General information
- Type: Research aircraft
- National origin: USSR
- Manufacturer: Nikitin
- Designer: M.M. Yefimo
- Number built: 1

History
- First flight: June 1940

= Nikitin PSN-2 =

The Nikitin PSN-2, (Planer Spetsial'nogo Naznachenaya - glider for special purpose) was a single seat glider bomb research aircraft designed and produced in the USSR from 1934.

==Development==
The PSN-2 was a glider floatplane designed to test the concept and guidance equipment for a range of guided glider bombs proposed by S.F. Valk in 1933. Constructed of wood, the PSN-2 was a sleek monoplane aircraft with two floats attached to the wing with struts, an open cockpit in the extreme nose of the fuselage and extra fins at the aft end of each float. The PSN-2 could be carried aloft under a mother-ship or aero-towed off water.
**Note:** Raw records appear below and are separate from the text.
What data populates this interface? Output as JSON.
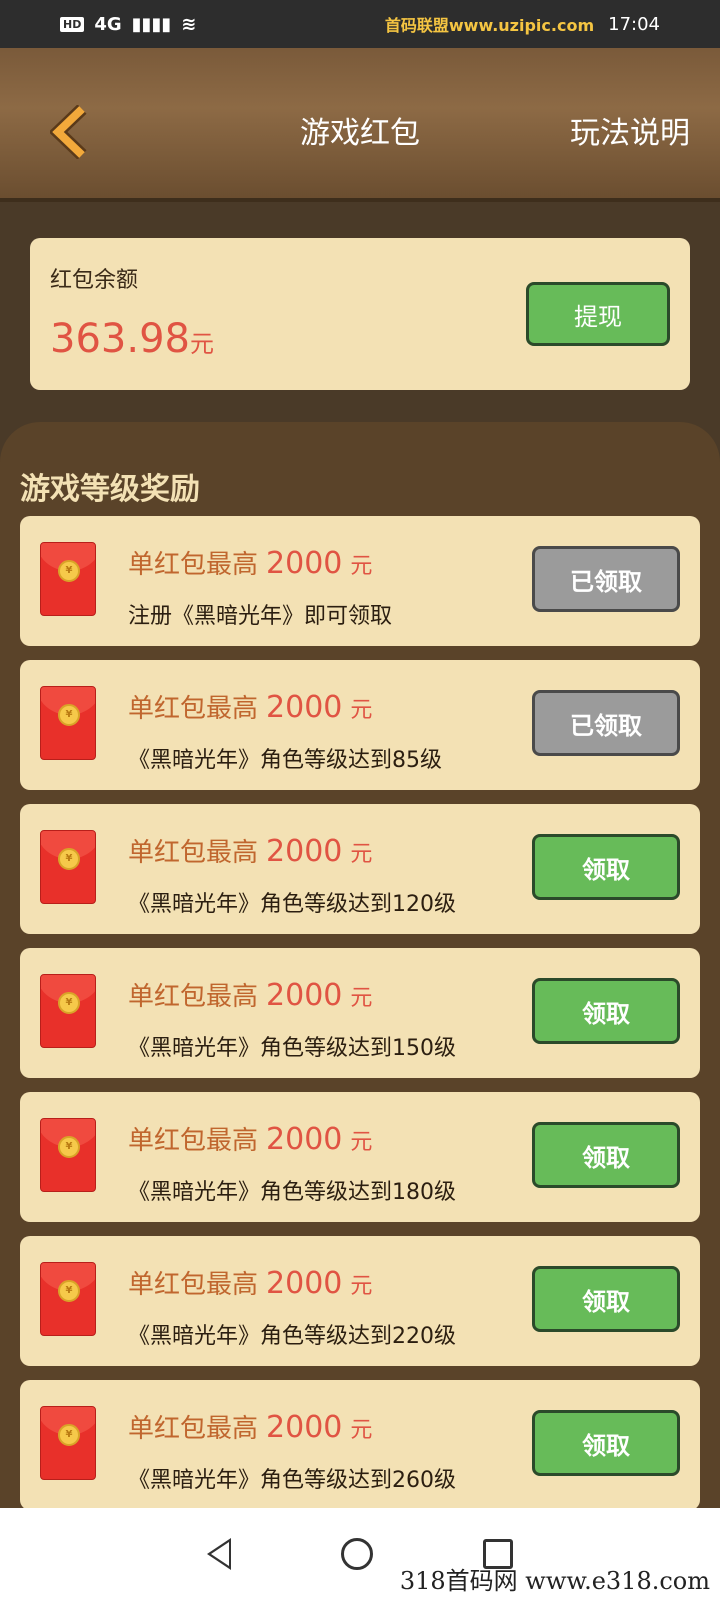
{
  "status_bar": {
    "hd": "HD",
    "signal": "4G",
    "watermark": "首码联盟www.uzipic.com",
    "time": "17:04"
  },
  "header": {
    "title": "游戏红包",
    "rules_label": "玩法说明"
  },
  "balance": {
    "label": "红包余额",
    "amount": "363.98",
    "unit": "元",
    "withdraw_label": "提现"
  },
  "rewards": {
    "section_title": "游戏等级奖励",
    "items": [
      {
        "title": "单红包最高",
        "amount": "2000",
        "unit": "元",
        "desc": "注册《黑暗光年》即可领取",
        "button": "已领取",
        "status": "claimed"
      },
      {
        "title": "单红包最高",
        "amount": "2000",
        "unit": "元",
        "desc": "《黑暗光年》角色等级达到85级",
        "button": "已领取",
        "status": "claimed"
      },
      {
        "title": "单红包最高",
        "amount": "2000",
        "unit": "元",
        "desc": "《黑暗光年》角色等级达到120级",
        "button": "领取",
        "status": "available"
      },
      {
        "title": "单红包最高",
        "amount": "2000",
        "unit": "元",
        "desc": "《黑暗光年》角色等级达到150级",
        "button": "领取",
        "status": "available"
      },
      {
        "title": "单红包最高",
        "amount": "2000",
        "unit": "元",
        "desc": "《黑暗光年》角色等级达到180级",
        "button": "领取",
        "status": "available"
      },
      {
        "title": "单红包最高",
        "amount": "2000",
        "unit": "元",
        "desc": "《黑暗光年》角色等级达到220级",
        "button": "领取",
        "status": "available"
      },
      {
        "title": "单红包最高",
        "amount": "2000",
        "unit": "元",
        "desc": "《黑暗光年》角色等级达到260级",
        "button": "领取",
        "status": "available"
      }
    ]
  },
  "watermark_bottom": "318首码网 www.e318.com",
  "colors": {
    "accent_red": "#e05443",
    "button_green": "#67bb59",
    "button_gray": "#9b9b9b",
    "card_bg": "#f3e1b4"
  }
}
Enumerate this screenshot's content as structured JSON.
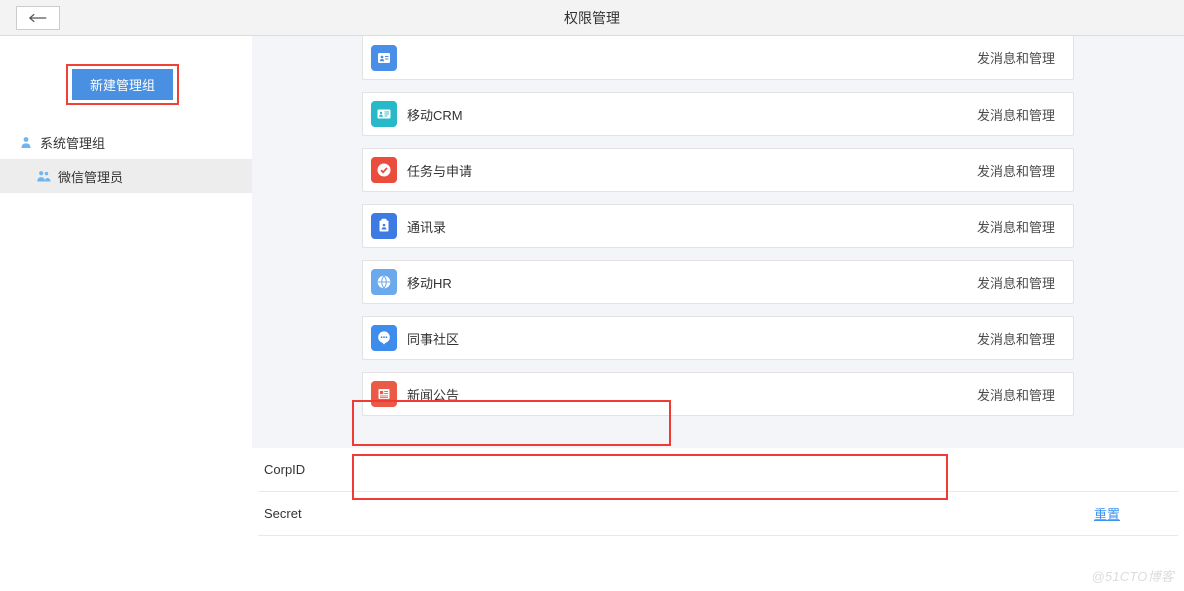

Beaching gear was available for manoeuvring the aircraft when not on the water. The planned mission of the pilotless production version of PSN-2 included a 40 km(25.85 mile) range flown at 700 km/h(435 mph), guided to the target with the KVANT Infra-red guidance system. Flight testing was carried out in 1940, but work was discontinued on 19 July 1940.